The sight of Benji’s frightened eyes over a mask that blocks the rest of his face from view is an image that will probably stay with me the rest of my days. It’s such a helpless feeling. I have no idea what it feels like to have a port, or a needle trying to enter it, or the sting of saline fluid mixing with blood.
The blood return was not sufficient. Our sweet nurse was so gentle and kind with Benji. She gave him the option of being deaccessed and reaccessed again, or calling in another nurse to help her try and maneuver the needle. It was an easy choice for Benji. He did not want to be reaccessed again. So another set of gentle hands came into the room and onto his chest, and soon, with love and skill, the needle was in perfect position. The blood return was complete and immediate. And Benji’s breathing slowed. Take a deep breath right into your heart, I said. You did it.
The whole process took nearly half an hour.
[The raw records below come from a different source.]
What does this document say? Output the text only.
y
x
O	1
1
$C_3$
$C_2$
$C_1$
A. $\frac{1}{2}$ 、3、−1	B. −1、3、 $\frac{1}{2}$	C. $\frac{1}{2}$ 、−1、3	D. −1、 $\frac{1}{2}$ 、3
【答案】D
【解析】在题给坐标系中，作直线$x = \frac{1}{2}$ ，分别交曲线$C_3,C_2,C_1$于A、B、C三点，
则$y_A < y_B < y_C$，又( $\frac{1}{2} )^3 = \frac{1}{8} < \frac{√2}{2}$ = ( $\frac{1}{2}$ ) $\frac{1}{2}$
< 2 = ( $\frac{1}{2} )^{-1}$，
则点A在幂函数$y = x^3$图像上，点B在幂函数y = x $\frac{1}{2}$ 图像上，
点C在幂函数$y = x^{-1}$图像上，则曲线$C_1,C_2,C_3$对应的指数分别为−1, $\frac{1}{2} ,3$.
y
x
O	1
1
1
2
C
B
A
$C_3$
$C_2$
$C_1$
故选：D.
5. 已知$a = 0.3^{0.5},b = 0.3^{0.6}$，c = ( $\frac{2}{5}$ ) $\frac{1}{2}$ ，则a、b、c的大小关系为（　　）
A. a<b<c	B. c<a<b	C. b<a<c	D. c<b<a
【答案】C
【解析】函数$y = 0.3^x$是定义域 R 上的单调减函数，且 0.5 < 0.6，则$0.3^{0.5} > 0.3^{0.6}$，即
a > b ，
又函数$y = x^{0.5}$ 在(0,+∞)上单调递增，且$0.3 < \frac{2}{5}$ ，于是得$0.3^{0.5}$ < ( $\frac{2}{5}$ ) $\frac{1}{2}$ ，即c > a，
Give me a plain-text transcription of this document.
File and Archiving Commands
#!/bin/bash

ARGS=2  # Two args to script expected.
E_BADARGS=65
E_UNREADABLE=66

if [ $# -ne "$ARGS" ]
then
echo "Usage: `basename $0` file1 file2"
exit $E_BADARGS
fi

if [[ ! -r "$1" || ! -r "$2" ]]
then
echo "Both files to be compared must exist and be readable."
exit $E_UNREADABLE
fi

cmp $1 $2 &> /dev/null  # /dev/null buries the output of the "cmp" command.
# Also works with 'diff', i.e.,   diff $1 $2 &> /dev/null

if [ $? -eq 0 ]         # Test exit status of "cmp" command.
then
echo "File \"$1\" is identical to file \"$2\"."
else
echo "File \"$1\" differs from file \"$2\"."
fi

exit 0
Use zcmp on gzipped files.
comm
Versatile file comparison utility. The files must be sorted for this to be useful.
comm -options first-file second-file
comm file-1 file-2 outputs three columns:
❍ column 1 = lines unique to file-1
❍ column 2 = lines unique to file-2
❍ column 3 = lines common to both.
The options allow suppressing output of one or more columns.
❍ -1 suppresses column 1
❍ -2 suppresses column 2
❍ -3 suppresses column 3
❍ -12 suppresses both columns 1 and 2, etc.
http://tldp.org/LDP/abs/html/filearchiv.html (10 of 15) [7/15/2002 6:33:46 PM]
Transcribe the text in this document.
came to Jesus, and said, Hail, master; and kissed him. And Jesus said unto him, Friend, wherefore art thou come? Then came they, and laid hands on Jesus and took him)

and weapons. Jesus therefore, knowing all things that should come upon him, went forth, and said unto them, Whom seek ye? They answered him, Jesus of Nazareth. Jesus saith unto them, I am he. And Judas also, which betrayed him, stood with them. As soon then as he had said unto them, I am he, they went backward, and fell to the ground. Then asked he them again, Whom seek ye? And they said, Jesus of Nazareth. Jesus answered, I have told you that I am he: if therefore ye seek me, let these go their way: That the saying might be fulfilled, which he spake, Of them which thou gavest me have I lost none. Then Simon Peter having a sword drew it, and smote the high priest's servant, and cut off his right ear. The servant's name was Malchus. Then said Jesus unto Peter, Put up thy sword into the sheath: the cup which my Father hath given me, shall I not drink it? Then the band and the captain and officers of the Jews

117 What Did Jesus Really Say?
Our sweet friends were very patient. Banyan brought them in after Benji was dressed and hooked back up to fluids. It was so nice to see them, and for the boys to have their buddies there to play with.
While Michael was still with the boys this evening, I ran out to the grocery store to grab dinner and a few things for the week. It felt so nice outside. Michael called while I was shopping and said Benji had experienced another diarrhea episode. It was isolated, thankfully. No testing followed. It certainly seems like his body is purging that which it does not need.
We’ve been in this room on the seventh floor for three weeks. Tomorrow is Day 20 of Benji’s reinduction. It’s also another just another Monday. We’ll get back to doing schoolwork and taking care of business. Time has taken on a strange property up here, in this little room, with autumn beginning to happen outside. It’s preparing us gently for the months to come.